Ces années tournées vers une seule et même expérience,
ces années que chacun a employées à sa manière
et dans son domaine, ont dû suffire à un groupe de chercheurs
pour rendre compte, envers eux-mêmes et envers d’autres, de
ce qui leur était arrivé en tant que chercheurs, et de ce
qui allait désormais orienter leur travail. Ce compte rendu, ils
le devaient peut-être tout particulièrement à ceux
qui dans l’exil leur avaient témoigné confiance et
amitié.
Le groupe en question s’est rassemblé au temps de la République
allemande autour de l’ « Institut für Sozialforschung
» de Francfort. On ne peut pas dire qu’il ait constitué
à l’origine une équipe spécialisée.
Le directeur de l’Institut, Max Horkheimer, est un philosophe, son
plus proche collaborateur, Friedrich Pollock, un économiste. On
trouve à leurs côtés le psychanalyste Fromm, le chercheur
en économie politique Grossmann, les philosophes Marcuse et Rottweiler
— lequel s’occupe également d’esthétique
de la musique —, l’historien de la littérature Löwenthal
et quelques autres. Ce regroupement s’est fait dans l’idée
que « la théorie de la société ne peut se développer
aujourd’hui qu’en relation étroite avec un certain
nombre de disciplines, principalement avec l’économie politique,
la psychologie, l’histoire et la philosophie. » D’un
autre côté, les chercheurs cités ont ceci en commun,
qu’ils s’efforcent tous de régler le travail de leurs
disciplines respectives sur l’état de l’évolution
sociale et de sa théorie.

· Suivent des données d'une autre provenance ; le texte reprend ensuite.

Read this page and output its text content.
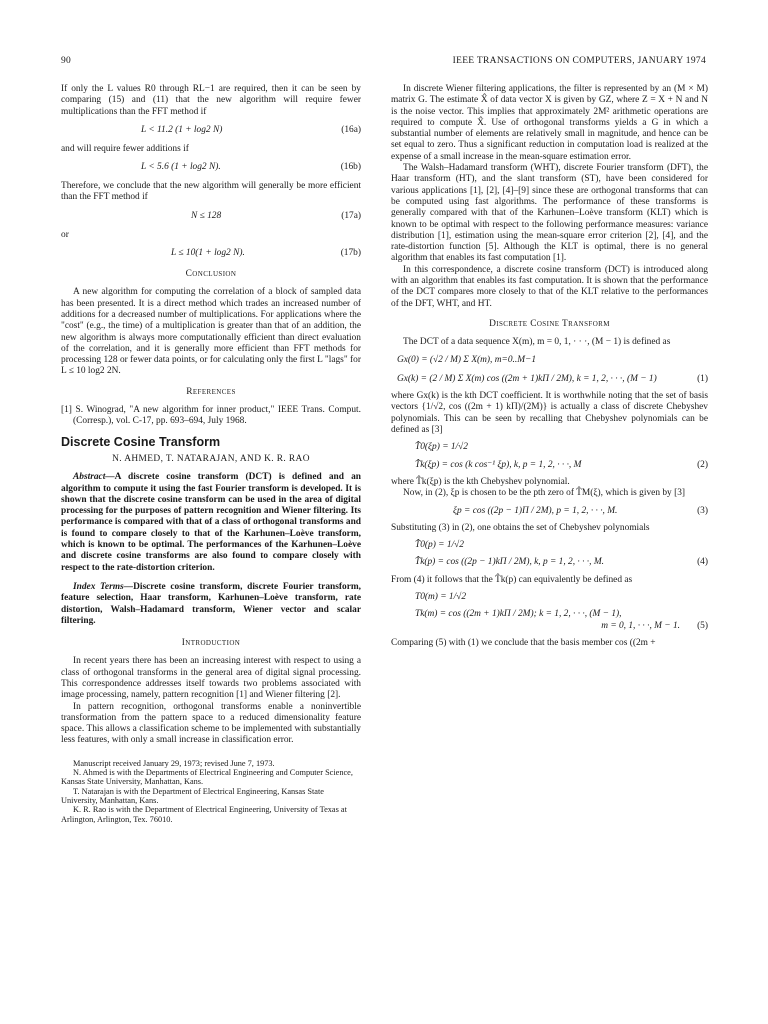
90	IEEE TRANSACTIONS ON COMPUTERS, JANUARY 1974

If only the L values R0 through RL−1 are required, then it can be seen by comparing (15) and (11) that the new algorithm will require fewer multiplications than the FFT method if

L < 11.2 (1 + log2 N)	(16a)

and will require fewer additions if

L < 5.6 (1 + log2 N).	(16b)

Therefore, we conclude that the new algorithm will generally be more efficient than the FFT method if

N ≤ 128	(17a)

or

L ≤ 10(1 + log2 N).	(17b)
Conclusion

A new algorithm for computing the correlation of a block of sampled data has been presented. It is a direct method which trades an increased number of additions for a decreased number of multiplications. For applications where the "cost" (e.g., the time) of a multiplication is greater than that of an addition, the new algorithm is always more computationally efficient than direct evaluation of the correlation, and it is generally more efficient than FFT methods for processing 128 or fewer data points, or for calculating only the first L "lags" for L ≤ 10 log2 2N.

References

[1] S. Winograd, "A new algorithm for inner product," IEEE Trans. Comput. (Corresp.), vol. C-17, pp. 693–694, July 1968.

Discrete Cosine Transform
N. AHMED, T. NATARAJAN, AND K. R. RAO

Abstract—A discrete cosine transform (DCT) is defined and an algorithm to compute it using the fast Fourier transform is developed. It is shown that the discrete cosine transform can be used in the area of digital processing for the purposes of pattern recognition and Wiener filtering. Its performance is compared with that of a class of orthogonal transforms and is found to compare closely to that of the Karhunen–Loève transform, which is known to be optimal. The performances of the Karhunen–Loève and discrete cosine transforms are also found to compare closely with respect to the rate-distortion criterion.

Index Terms—Discrete cosine transform, discrete Fourier transform, feature selection, Haar transform, Karhunen–Loève transform, rate distortion, Walsh–Hadamard transform, Wiener vector and scalar filtering.

Introduction

In recent years there has been an increasing interest with respect to using a class of orthogonal transforms in the general area of digital signal processing. This correspondence addresses itself towards two problems associated with image processing, namely, pattern recognition [1] and Wiener filtering [2].

In pattern recognition, orthogonal transforms enable a noninvertible transformation from the pattern space to a reduced dimensionality feature space. This allows a classification scheme to be implemented with substantially less features, with only a small increase in classification error.

Manuscript received January 29, 1973; revised June 7, 1973.

N. Ahmed is with the Departments of Electrical Engineering and Computer Science, Kansas State University, Manhattan, Kans.

T. Natarajan is with the Department of Electrical Engineering, Kansas State University, Manhattan, Kans.

K. R. Rao is with the Department of Electrical Engineering, University of Texas at Arlington, Arlington, Tex. 76010.

In discrete Wiener filtering applications, the filter is represented by an (M × M) matrix G. The estimate X̂ of data vector X is given by GZ, where Z = X + N and N is the noise vector. This implies that approximately 2M² arithmetic operations are required to compute X̂. Use of orthogonal transforms yields a G in which a substantial number of elements are relatively small in magnitude, and hence can be set equal to zero. Thus a significant reduction in computation load is realized at the expense of a small increase in the mean-square estimation error.

The Walsh–Hadamard transform (WHT), discrete Fourier transform (DFT), the Haar transform (HT), and the slant transform (ST), have been considered for various applications [1], [2], [4]–[9] since these are orthogonal transforms that can be computed using fast algorithms. The performance of these transforms is generally compared with that of the Karhunen–Loève transform (KLT) which is known to be optimal with respect to the following performance measures: variance distribution [1], estimation using the mean-square error criterion [2], [4], and the rate-distortion function [5]. Although the KLT is optimal, there is no general algorithm that enables its fast computation [1].

In this correspondence, a discrete cosine transform (DCT) is introduced along with an algorithm that enables its fast computation. It is shown that the performance of the DCT compares more closely to that of the KLT relative to the performances of the DFT, WHT, and HT.

Discrete Cosine Transform

The DCT of a data sequence X(m), m = 0, 1, · · ·, (M − 1) is defined as

Gx(0) = (√2 / M) Σ X(m), m=0..M−1
Gx(k) = (2 / M) Σ X(m) cos ((2m + 1)kΠ / 2M), k = 1, 2, · · ·, (M − 1)	(1)

where Gx(k) is the kth DCT coefficient. It is worthwhile noting that the set of basis vectors {1/√2, cos ((2m + 1) kΠ)/(2M)} is actually a class of discrete Chebyshev polynomials. This can be seen by recalling that Chebyshev polynomials can be defined as [3]

T̂0(ξp) = 1/√2
T̂k(ξp) = cos (k cos⁻¹ ξp), k, p = 1, 2, · · ·, M	(2)

where T̂k(ξp) is the kth Chebyshev polynomial.

Now, in (2), ξp is chosen to be the pth zero of T̂M(ξ), which is given by [3]

ξp = cos ((2p − 1)Π / 2M), p = 1, 2, · · ·, M.	(3)

Substituting (3) in (2), one obtains the set of Chebyshev polynomials

T̂0(p) = 1/√2
T̂k(p) = cos ((2p − 1)kΠ / 2M), k, p = 1, 2, · · ·, M.	(4)

From (4) it follows that the T̂k(p) can equivalently be defined as

T0(m) = 1/√2
Tk(m) = cos ((2m + 1)kΠ / 2M); k = 1, 2, · · ·, (M − 1),
m = 0, 1, · · ·, M − 1. (5)

Comparing (5) with (1) we conclude that the basis member cos ((2m +
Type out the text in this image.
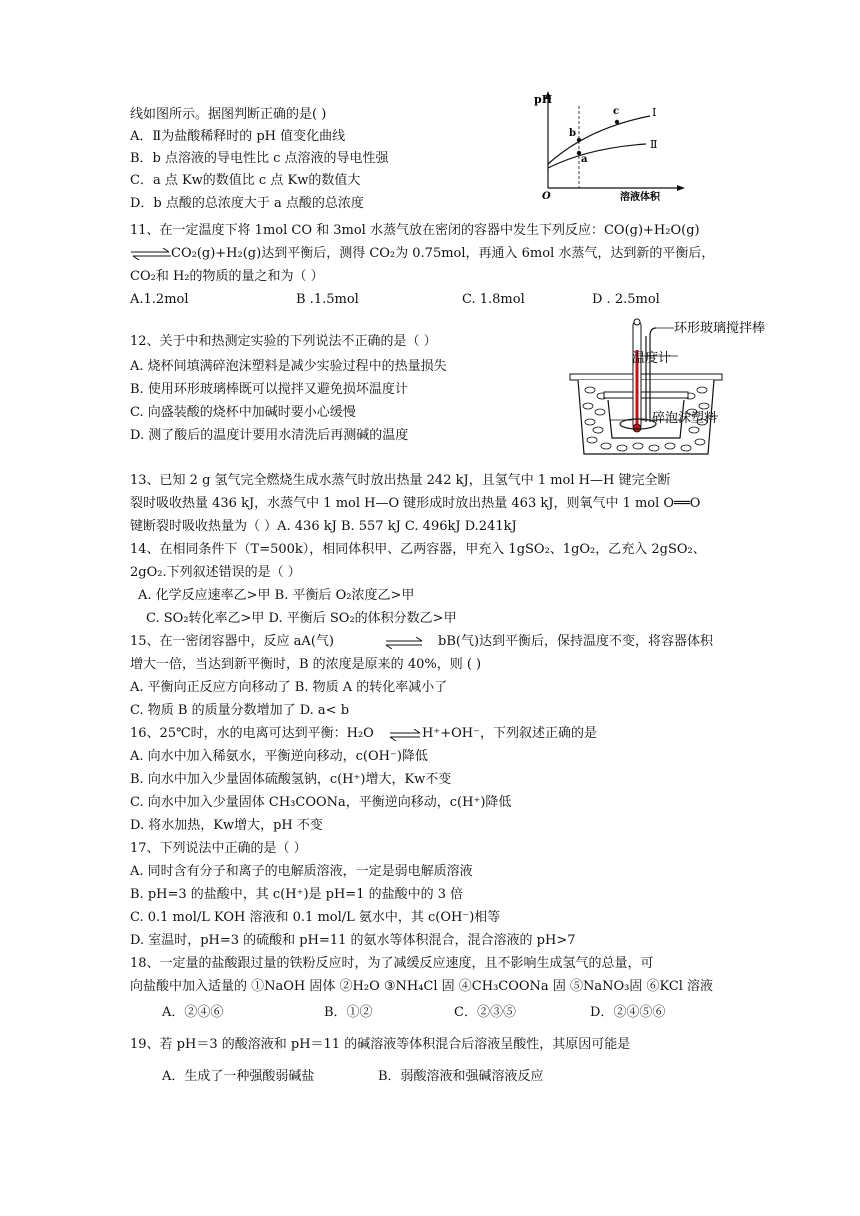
线如图所示。据图判断正确的是( )
A．Ⅱ为盐酸稀释时的 pH 值变化曲线
B．b 点溶液的导电性比 c 点溶液的导电性强
C．a 点 Kw的数值比 c 点 Kw的数值大
D．b 点酸的总浓度大于 a 点酸的总浓度
pH
溶液体积
O
Ⅰ
Ⅱ
a
b
c
11、在一定温度下将 1mol CO 和 3mol 水蒸气放在密闭的容器中发生下列反应：CO(g)+H₂O(g)
⇌ CO₂(g)+H₂(g)达到平衡后，测得 CO₂为 0.75mol，再通入 6mol 水蒸气，达到新的平衡后，
CO₂和 H₂的物质的量之和为（ ）
A.1.2mol	B .1.5mol	C. 1.8mol	D . 2.5mol
12、关于中和热测定实验的下列说法不正确的是（ ）
A. 烧杯间填满碎泡沫塑料是减少实验过程中的热量损失
B. 使用环形玻璃棒既可以搅拌又避免损坏温度计
C. 向盛装酸的烧杯中加碱时要小心缓慢
D. 测了酸后的温度计要用水清洗后再测碱的温度
环形玻璃搅拌棒
温度计
碎泡沫塑料
13、已知 2 g 氢气完全燃烧生成水蒸气时放出热量 242 kJ，且氢气中 1 mol H—H 键完全断
裂时吸收热量 436 kJ，水蒸气中 1 mol H—O 键形成时放出热量 463 kJ，则氧气中 1 mol O══O
键断裂时吸收热量为（ ）A. 436 kJ B. 557 kJ C. 496kJ D.241kJ
14、在相同条件下（T=500k），相同体积甲、乙两容器，甲充入 1gSO₂、1gO₂，乙充入 2gSO₂、
2gO₂.下列叙述错误的是（ ）
A. 化学反应速率乙>甲 B. 平衡后 O₂浓度乙>甲
C. SO₂转化率乙>甲 D. 平衡后 SO₂的体积分数乙>甲
15、在一密闭容器中，反应 aA(气)	⇌ bB(气)达到平衡后，保持温度不变，将容器体积
增大一倍，当达到新平衡时，B 的浓度是原来的 40%，则 ( )
A. 平衡向正反应方向移动了 B. 物质 A 的转化率减小了
C. 物质 B 的质量分数增加了 D. a< b
16、25℃时，水的电离可达到平衡：H₂O ⇌ H⁺+OH⁻，下列叙述正确的是
A. 向水中加入稀氨水，平衡逆向移动，c(OH⁻)降低
B. 向水中加入少量固体硫酸氢钠，c(H⁺)增大，Kw不变
C. 向水中加入少量固体 CH₃COONa，平衡逆向移动，c(H⁺)降低
D. 将水加热，Kw增大，pH 不变
17、下列说法中正确的是（ ）
A. 同时含有分子和离子的电解质溶液，一定是弱电解质溶液
B. pH=3 的盐酸中，其 c(H⁺)是 pH=1 的盐酸中的 3 倍
C. 0.1 mol/L KOH 溶液和 0.1 mol/L 氨水中，其 c(OH⁻)相等
D. 室温时，pH=3 的硫酸和 pH=11 的氨水等体积混合，混合溶液的 pH>7
18、一定量的盐酸跟过量的铁粉反应时，为了减缓反应速度，且不影响生成氢气的总量，可
向盐酸中加入适量的 ①NaOH 固体 ②H₂O ③NH₄Cl 固 ④CH₃COONa 固 ⑤NaNO₃固 ⑥KCl 溶液
A．②④⑥	B．①②	C．②③⑤	D．②④⑤⑥
19、若 pH＝3 的酸溶液和 pH＝11 的碱溶液等体积混合后溶液呈酸性，其原因可能是
A．生成了一种强酸弱碱盐	B．弱酸溶液和强碱溶液反应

Ce qui est en jeu ici ne se laisse guère
exposer sous la forme d’une doctrine, et certainement pas comme
un système. Il faudrait plutôt parler de l’empreinte
d’une expérience inaliénable, qui traverse toutes
leurs réflexions. Le sens en est que la rigueur méthodologique
dont la science voudrait s’honorer ne mérite son nom que
si elle intègre dans son horizon, non seulement l’expérimentation
pratiquée dans l’espace isolé du laboratoire, mais
aussi celle qui prend place dans l’espace ouvert de l’histoire.
Cette nécessité, les années passées l’ont
fait sentir aux chercheurs venus d’Allemagne plus vivement qu’ils
ne l’eussent souhaité. Elle les a conduits à souligner
le lien qui unit leur travail au courant réaliste de la philosophie
européenne, tel qu’il s’est développé
au XVIIème siècle principalement en Angleterre, au XVIIIème
en France, au XIXème en Allemagne. Un Hobbes et un Bacon, un Diderot
et un Holbach, un Feuerbach et un Nietzsche avaient conscience de la portée
sociale de leurs recherches. Cette tradition acquiert à présent
une nouvelle autorité, sa perpétuation suscite un regain
d’intérêt.
(...)
Nb : la totalité de cet article est disponible dans la version
papier de Cités.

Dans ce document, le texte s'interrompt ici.